Pan Yu Mei lo pensó, si podía robar con éxito este jade del Príncipe Shao, podría chantajear a su maestro para que la dejara acompañarlo. ¿Cómo estaba tan segura de que él estaría de acuerdo? Debido a que había buscado durante años esta sangre de fénix, fue el último ingrediente para hacer su píldora de longevidad. Si ella no aprovechó esta oportunidad para robar el jade, ¿cuándo tendría esa oportunidad? Después de todo, conocer al Príncipe Shao por casualidad ya era extremadamente raro. Con este pensamiento, se enderezó, acercándose más y más al Príncipe Shao y lo empujó con el codo. «Mm…» respondió.
«¿Por qué no vamos a la Casa del Esplendor (burdel)? Mirar no es divertido, por qué no tomamos un trago y nos acostamos con mujeres. Las mujeres allí son cien veces más hermosas que esa mujer», dijo.
No sabía lo que había dicho mal cuando él la fulminó con la mirada. «Ninguna mujer es más hermosa que ella»
“¡Eh! ¿No me digas que nunca has ido a un burdel? Las mujeres allí son mucho más hermosas», Pan Yu Mei se inclinó hacia su oídos y susurró, «Puedes tocarlas, tanto como quieras», Pan Yu Mei no tenía idea de lo que pensaban los hombres, por lo que las palabras que acababa de decir eran palabras que pensó que se dirían el uno al otro.

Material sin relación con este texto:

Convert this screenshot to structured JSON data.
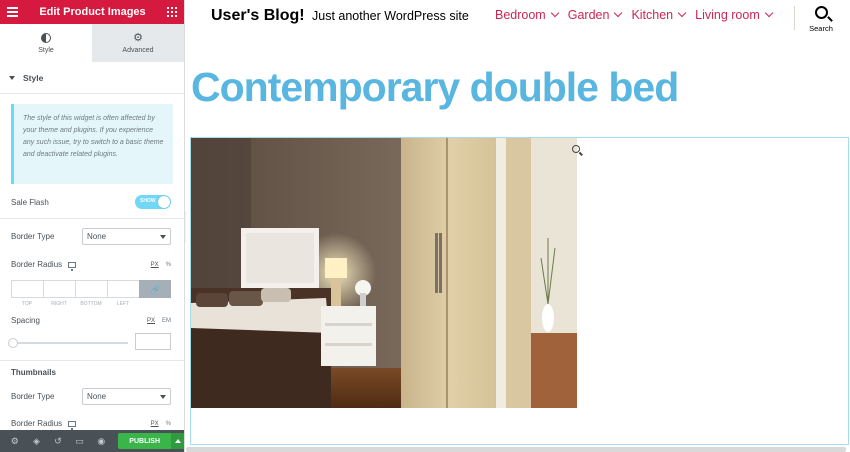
{
  "panel": {
    "title": "Edit Product Images",
    "tabs": [
      {
        "label": "Style",
        "icon": "half-circle-icon",
        "active": true
      },
      {
        "label": "Advanced",
        "icon": "gear-icon",
        "active": false
      }
    ],
    "section": "Style",
    "notice": "The style of this widget is often affected by your theme and plugins. If you experience any such issue, try to switch to a basic theme and deactivate related plugins.",
    "sale_flash": {
      "label": "Sale Flash",
      "toggle_text": "SHOW",
      "on": true
    },
    "border_type": {
      "label": "Border Type",
      "value": "None"
    },
    "border_radius": {
      "label": "Border Radius",
      "unit_px": "PX",
      "unit_pct": "%",
      "dims": [
        "TOP",
        "RIGHT",
        "BOTTOM",
        "LEFT"
      ]
    },
    "spacing": {
      "label": "Spacing",
      "unit_px": "PX",
      "unit_em": "EM"
    },
    "thumbnails": "Thumbnails",
    "thumb_border_type": {
      "label": "Border Type",
      "value": "None"
    },
    "thumb_border_radius": {
      "label": "Border Radius",
      "unit_px": "PX",
      "unit_pct": "%"
    },
    "footer": {
      "publish": "PUBLISH"
    }
  },
  "site": {
    "title": "User's Blog!",
    "tagline": "Just another WordPress site",
    "nav": [
      "Bedroom",
      "Garden",
      "Kitchen",
      "Living room"
    ],
    "search_label": "Search",
    "entry_title": "Contemporary double bed"
  },
  "colors": {
    "accent": "#d5193f",
    "nav": "#cd2653",
    "title": "#58b6e0",
    "publish": "#39b54a"
  }
}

«Bien, pero hagamos una apuesta. Si vamos y no hay nadie tan hermoso como mi mujer, debes hacer lo que yo digo. Si ganas, haré lo que digas», dijo el Príncipe Shao. Después de ganar, el Príncipe Shao planeó humillar a este niño que se atrevió a comparar a Consort Ning con mujeres en burdeles.
‘¿Su mujer?’ Pan Yu Mei quería reír. Incluso sintió pena por él, ¿no sabía que la mujer a la que llamaba era de su hermano? ¿Vivió debajo de una roca?